Blue Economy Installations to Go
The controversial Blue Economy installations on the waterfront will be removed, after much discussion and a little finger-pointing over who approved them in the first place.
The select board had already voted to take down the installation in the West End parking lot when a second installation — by Bennett Memorial Pier — drew criticism for blocking the view from a memorial bench. Comments on Facebook numbered in the hundreds, and residents vehemently objected to the installations during the public comment part of the July 12 select board meeting.
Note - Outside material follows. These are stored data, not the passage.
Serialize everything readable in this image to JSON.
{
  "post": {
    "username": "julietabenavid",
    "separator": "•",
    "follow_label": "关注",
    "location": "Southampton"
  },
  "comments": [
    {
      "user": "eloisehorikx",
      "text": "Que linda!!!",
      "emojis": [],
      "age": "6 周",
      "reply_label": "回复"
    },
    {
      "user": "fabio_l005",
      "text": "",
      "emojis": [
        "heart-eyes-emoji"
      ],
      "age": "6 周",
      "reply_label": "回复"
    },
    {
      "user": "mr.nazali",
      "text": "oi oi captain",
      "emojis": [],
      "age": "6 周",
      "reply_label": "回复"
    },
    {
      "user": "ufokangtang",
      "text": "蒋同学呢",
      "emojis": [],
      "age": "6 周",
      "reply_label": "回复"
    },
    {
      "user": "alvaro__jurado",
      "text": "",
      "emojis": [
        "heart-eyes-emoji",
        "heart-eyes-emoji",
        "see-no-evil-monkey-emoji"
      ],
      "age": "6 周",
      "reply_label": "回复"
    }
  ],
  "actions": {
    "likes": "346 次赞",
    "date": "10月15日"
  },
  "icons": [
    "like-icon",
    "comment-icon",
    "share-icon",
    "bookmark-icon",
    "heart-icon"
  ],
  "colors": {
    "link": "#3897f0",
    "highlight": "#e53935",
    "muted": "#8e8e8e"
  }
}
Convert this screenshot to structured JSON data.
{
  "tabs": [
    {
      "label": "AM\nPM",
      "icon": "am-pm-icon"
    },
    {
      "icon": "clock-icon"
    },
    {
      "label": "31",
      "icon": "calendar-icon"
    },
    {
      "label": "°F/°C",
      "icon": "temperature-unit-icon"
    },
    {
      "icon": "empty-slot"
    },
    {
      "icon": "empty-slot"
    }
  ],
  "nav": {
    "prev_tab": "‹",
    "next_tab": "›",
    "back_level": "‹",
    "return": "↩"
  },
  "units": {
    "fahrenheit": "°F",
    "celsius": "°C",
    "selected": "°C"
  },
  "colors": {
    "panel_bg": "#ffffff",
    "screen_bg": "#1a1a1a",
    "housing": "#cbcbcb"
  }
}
Many speakers supported Sydney Gallivan Cummings, a resident who appealed to the board to remove the installation by Bennett Memorial Pier. That piece, said Cummings, was erected directly in front of a bench dedicated to her mother, a longtime Provincetown resident who died in 2014. The installation, Cummings said, “completely obliterates any view of the harbor that anyone seated there could enjoy.
“I am looking for help from my community to get this installation removed,” said Cummings. “This wall has greatly diminished the beauty of the area, and in my opinion does little to inform about the water.”
Following the public comments, the select board and Town Manager Alex Morse decided to remove the remaining Blue Economy installations. In total, there were to have been eight in Provincetown, among the 30-plus installations across the Cape and Islands.
Cummings’s sister was told by Bert Jackson, director of community engagement for the Cape Cod Blue Economy Foundation, that the town had approved the locations. But officials were not eager to admit they had done so.
The select board had named the harbor committee as the group that approved the locations, but harbor committee members Laura Ludwig and John Santos said their committee was involved early in the two-year process, then stepped away when they learned that the project didn’t just relate to landings and water access.
“That’s a problem, because the shoreline is their venue,” said Venden, adding that “there are not clear guidelines about what the harbor committee was set up to do.”
Venden added, “There wasn’t a process for where these things went. They were simply installed.”
Town residents “are not interested in supporting Blue Economy at the expense of the natural beauty of the harbor,” Venden concluded. —Sophie Hills.